The M&A process is difficult to manage and navigate. There are many moving parts for all parties involved, from financial terms to the integration of new personnel and the merging of corporate cultures.
However, there may be another important consideration during the M&A process that even finance and business experts overlook: intellectual property theft and network security.
Grady Summers of Mandiant, an information security company, recently authored a blog post for the company’s M-unition blog that discussed a rising trend of network compromises during the M&A process. The article highlights recent examples of intellectual property theft during M&A’s and provides information on how organizations can improve their chances of detecting compromise during the M&A process.

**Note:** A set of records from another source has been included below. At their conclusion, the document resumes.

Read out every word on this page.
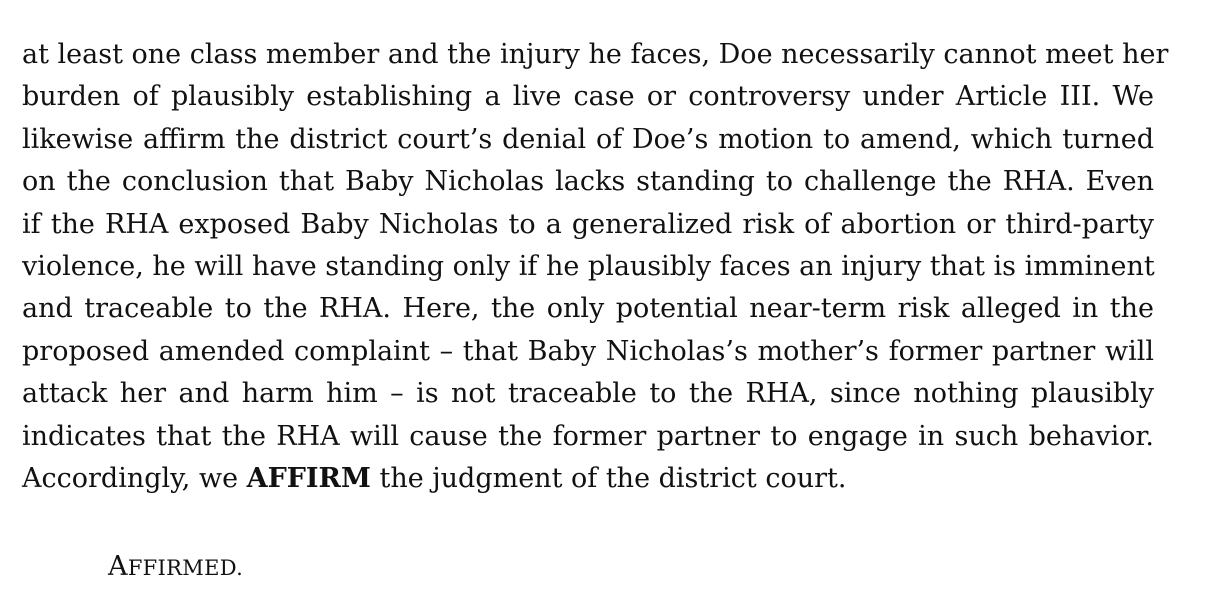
at least one class member and the injury he faces, Doe necessarily cannot meet her
burden of plausibly establishing a live case or controversy under Article III. We
likewise affirm the district court’s denial of Doe’s motion to amend, which turned
on the conclusion that Baby Nicholas lacks standing to challenge the RHA. Even
if the RHA exposed Baby Nicholas to a generalized risk of abortion or third-party
violence, he will have standing only if he plausibly faces an injury that is imminent
and traceable to the RHA. Here, the only potential near-term risk alleged in the
proposed amended complaint – that Baby Nicholas’s mother’s former partner will
attack her and harm him – is not traceable to the RHA, since nothing plausibly
indicates that the RHA will cause the former partner to engage in such behavior.
Accordingly, we AFFIRM the judgment of the district court.

AFFIRMED.
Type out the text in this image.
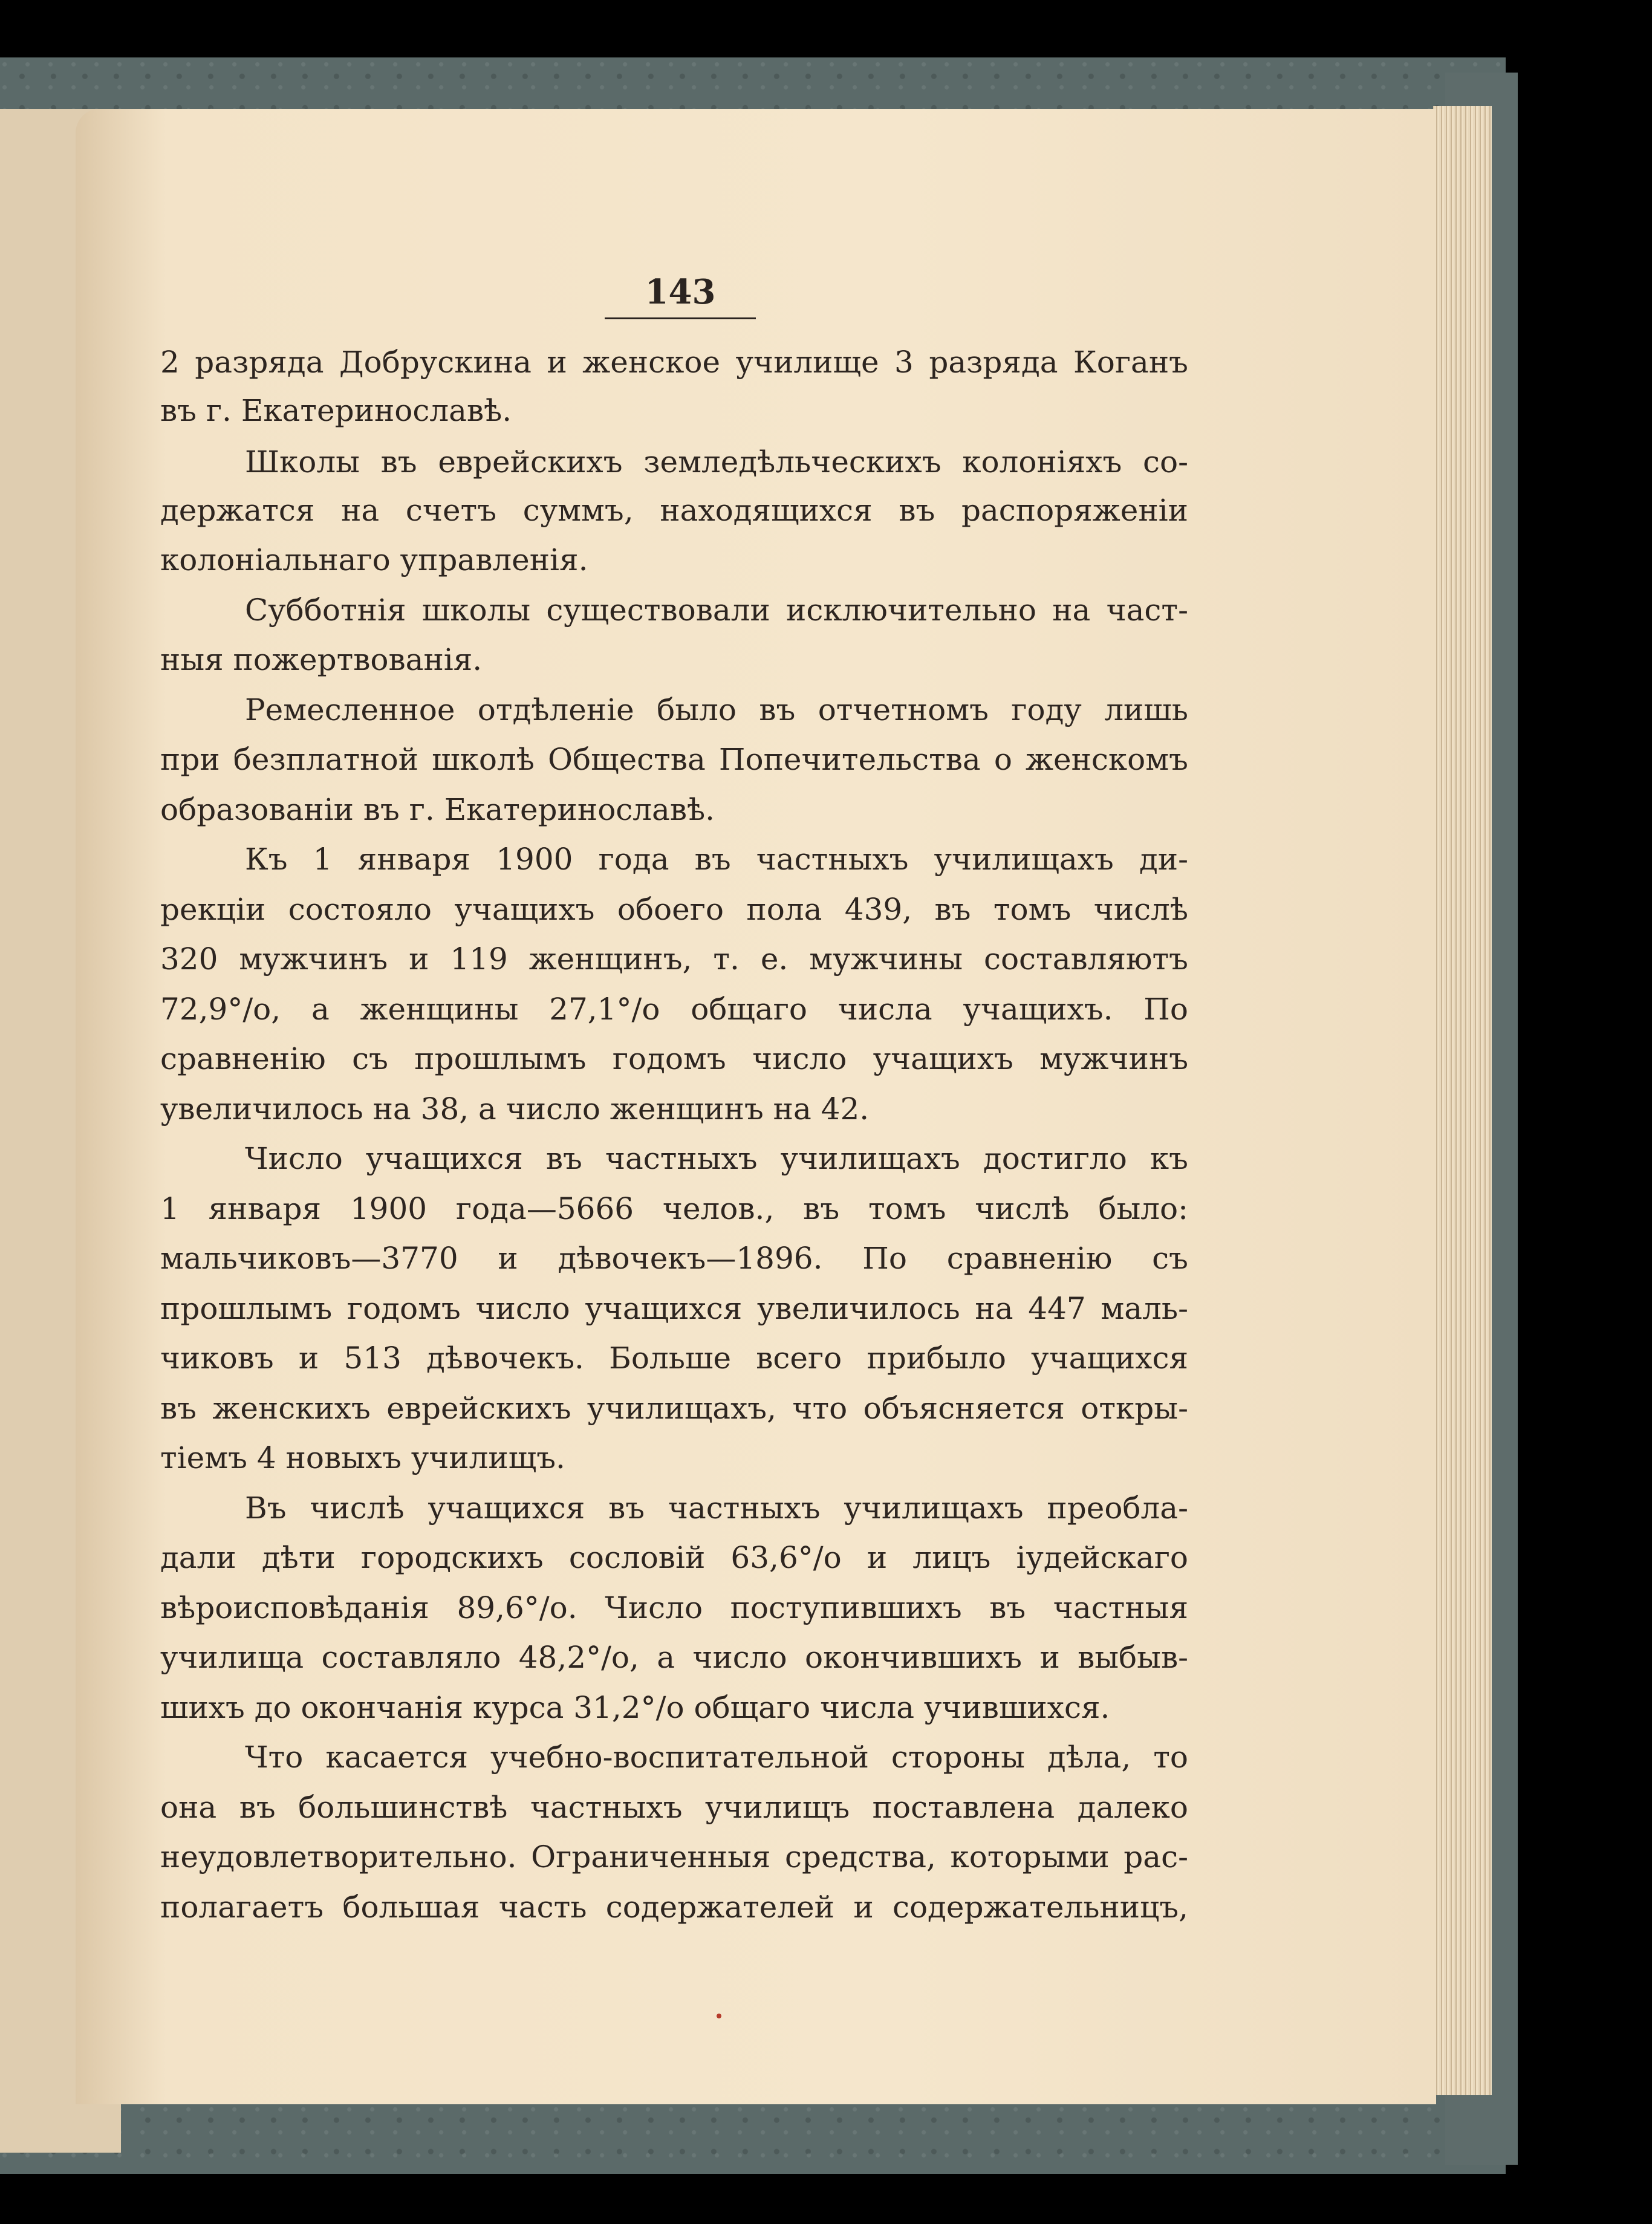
143
2 разряда Добрускина и женское училище 3 разряда Коганъ
въ г. Екатеринославѣ.
Школы въ еврейскихъ земледѣльческихъ колоніяхъ со-
держатся на счетъ суммъ, находящихся въ распоряженіи
колоніальнаго управленія.
Субботнія школы существовали исключительно на част-
ныя пожертвованія.
Ремесленное отдѣленіе было въ отчетномъ году лишь
при безплатной школѣ Общества Попечительства о женскомъ
образованіи въ г. Екатеринославѣ.
Къ 1 января 1900 года въ частныхъ училищахъ ди-
рекціи состояло учащихъ обоего пола 439, въ томъ числѣ
320 мужчинъ и 119 женщинъ, т. е. мужчины составляютъ
72,9°/о, а женщины 27,1°/о общаго числа учащихъ. По
сравненію съ прошлымъ годомъ число учащихъ мужчинъ
увеличилось на 38, а число женщинъ на 42.
Число учащихся въ частныхъ училищахъ достигло къ
1 января 1900 года—5666 челов., въ томъ числѣ было:
мальчиковъ—3770 и дѣвочекъ—1896. По сравненію съ
прошлымъ годомъ число учащихся увеличилось на 447 маль-
чиковъ и 513 дѣвочекъ. Больше всего прибыло учащихся
въ женскихъ еврейскихъ училищахъ, что объясняется откры-
тіемъ 4 новыхъ училищъ.
Въ числѣ учащихся въ частныхъ училищахъ преобла-
дали дѣти городскихъ сословій 63,6°/о и лицъ іудейскаго
вѣроисповѣданія 89,6°/о. Число поступившихъ въ частныя
училища составляло 48,2°/о, а число окончившихъ и выбыв-
шихъ до окончанія курса 31,2°/о общаго числа учившихся.
Что касается учебно-воспитательной стороны дѣла, то
она въ большинствѣ частныхъ училищъ поставлена далеко
неудовлетворительно. Ограниченныя средства, которыми рас-
полагаетъ большая часть содержателей и содержательницъ,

Here is an excerpt from the article:
“…organizations are buying and selling compromise during merger & acquisition activity. We observed a significant percentage of incidents we responded to last year were discovered either (1) after the acquiring organization had integrated a smaller organization into its network or were (2) discovered during the due diligence process, before the organizations’ networks were connected.
Since we published M-Trends: An Evolving Threat, I have received a lot of questions about how this early detection (prior to integration of networks) actually works. How is it that many companies do not know they themselves are breached, and yet the organization that is acquiring them can detect these advanced targeted threats when their networks are connected.

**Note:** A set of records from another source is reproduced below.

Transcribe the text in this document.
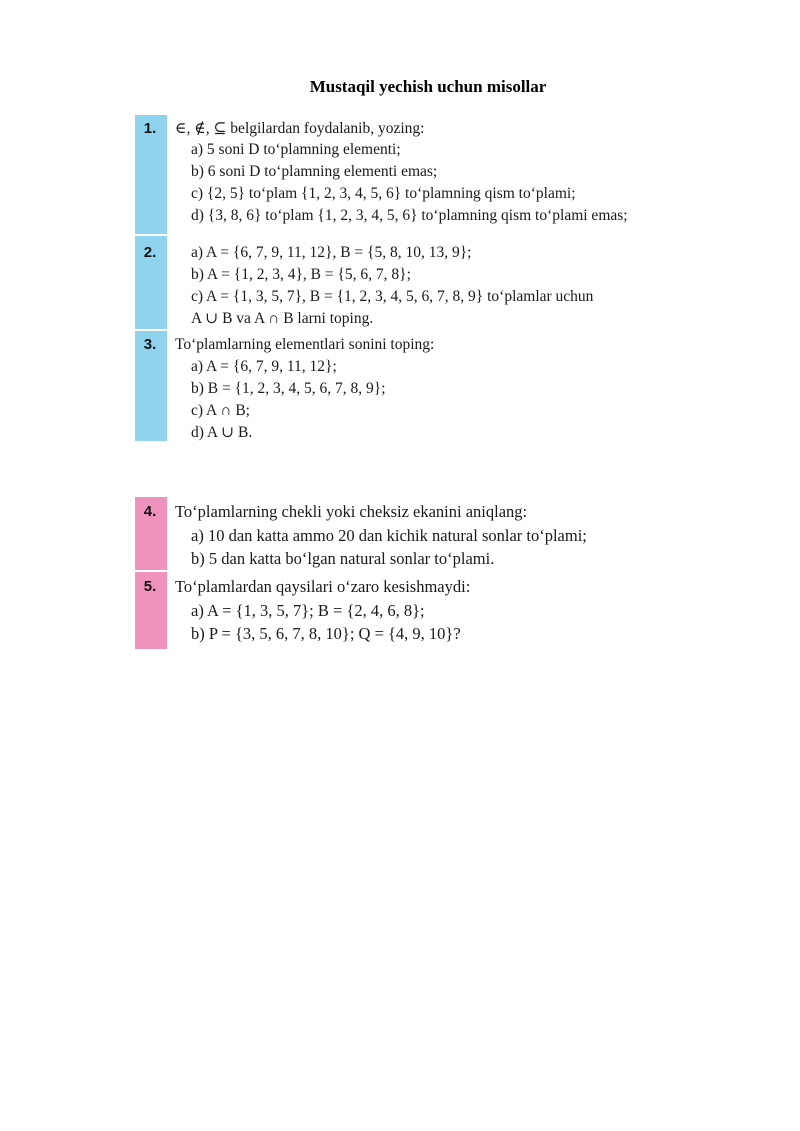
Mustaqil yechish uchun misollar
1.	∈, ∉, ⊆ belgilardan foydalanib, yozing:
a) 5 soni D to‘plamning elementi;
b) 6 soni D to‘plamning elementi emas;
c) {2, 5} to‘plam {1, 2, 3, 4, 5, 6} to‘plamning qism to‘plami;
d) {3, 8, 6} to‘plam {1, 2, 3, 4, 5, 6} to‘plamning qism to‘plami emas;
2.	a) A = {6, 7, 9, 11, 12}, B = {5, 8, 10, 13, 9};
b) A = {1, 2, 3, 4}, B = {5, 6, 7, 8};
c) A = {1, 3, 5, 7}, B = {1, 2, 3, 4, 5, 6, 7, 8, 9} to‘plamlar uchun
A ∪ B va A ∩ B larni toping.
3.	To‘plamlarning elementlari sonini toping:
a) A = {6, 7, 9, 11, 12};
b) B = {1, 2, 3, 4, 5, 6, 7, 8, 9};
c) A ∩ B;
d) A ∪ B.
4.	To‘plamlarning chekli yoki cheksiz ekanini aniqlang:
a) 10 dan katta ammo 20 dan kichik natural sonlar to‘plami;
b) 5 dan katta bo‘lgan natural sonlar to‘plami.
5.	To‘plamlardan qaysilari o‘zaro kesishmaydi:
a) A = {1, 3, 5, 7}; B = {2, 4, 6, 8};
b) P = {3, 5, 6, 7, 8, 10}; Q = {4, 9, 10}?
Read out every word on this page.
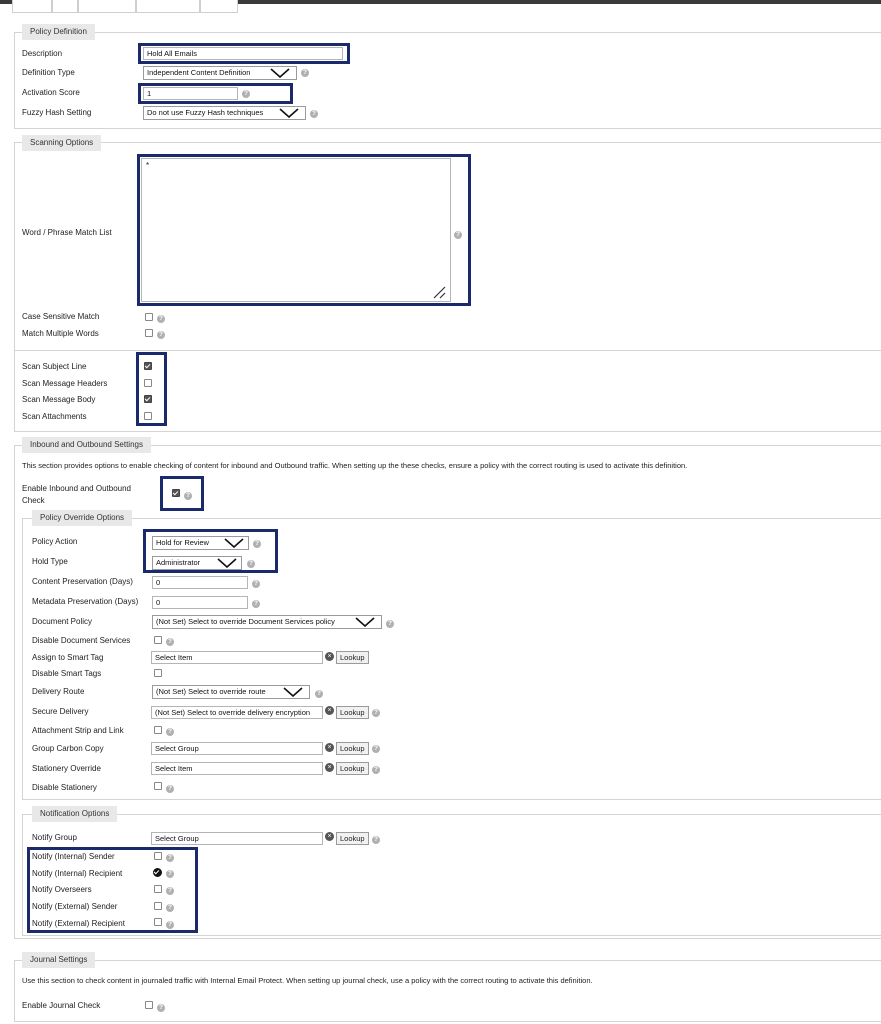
Policy Definition
Description	Hold All Emails
Definition Type	Independent Content Definition	?
Activation Score	1	?
Fuzzy Hash Setting	Do not use Fuzzy Hash techniques	?
Scanning Options
Word / Phrase Match List
*
?
Case Sensitive Match	?
Match Multiple Words	?
Scan Subject Line
Scan Message Headers
Scan Message Body
Scan Attachments
Inbound and Outbound Settings
This section provides options to enable checking of content for inbound and Outbound traffic. When setting up the these checks, ensure a policy with the correct routing is used to activate this definition.
Enable Inbound and Outbound
Check
?
Policy Override Options
Policy Action	Hold for Review	?
Hold Type	Administrator	?
Content Preservation (Days)	0	?
Metadata Preservation (Days)	0	?
Document Policy	(Not Set) Select to override Document Services policy	?
Disable Document Services	?
Assign to Smart Tag	Select Item	×	Lookup
Disable Smart Tags
Delivery Route	(Not Set) Select to override route	?
Secure Delivery	(Not Set) Select to override delivery encryption	×	Lookup	?
Attachment Strip and Link	?
Group Carbon Copy	Select Group	×	Lookup	?
Stationery Override	Select Item	×	Lookup	?
Disable Stationery	?
Notification Options
Notify Group	Select Group	×	Lookup	?
Notify (Internal) Sender	?
Notify (Internal) Recipient	?
Notify Overseers	?
Notify (External) Sender	?
Notify (External) Recipient	?
Journal Settings
Use this section to check content in journaled traffic with Internal Email Protect. When setting up journal check, use a policy with the correct routing to activate this definition.
Enable Journal Check	?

Although it is not fun, practice makes perfect. That is, the organizations who are finding compromise in acquisitions are those who have been at this the longest. That makes intuitive sense. However, there are a few things that every organization can do to improve its chances of detecting compromise during an M&A process…”
The rest of the article can be read here.
Although it may not be as top of mind as merging corporate cultures or negotiating financial terms, detecting and eliminating data breaches and the loss of intellectual property can be just as important of a consideration during the M&A process. If your company is considering a merger or acquisition, it may be a good idea to think about your security posture first.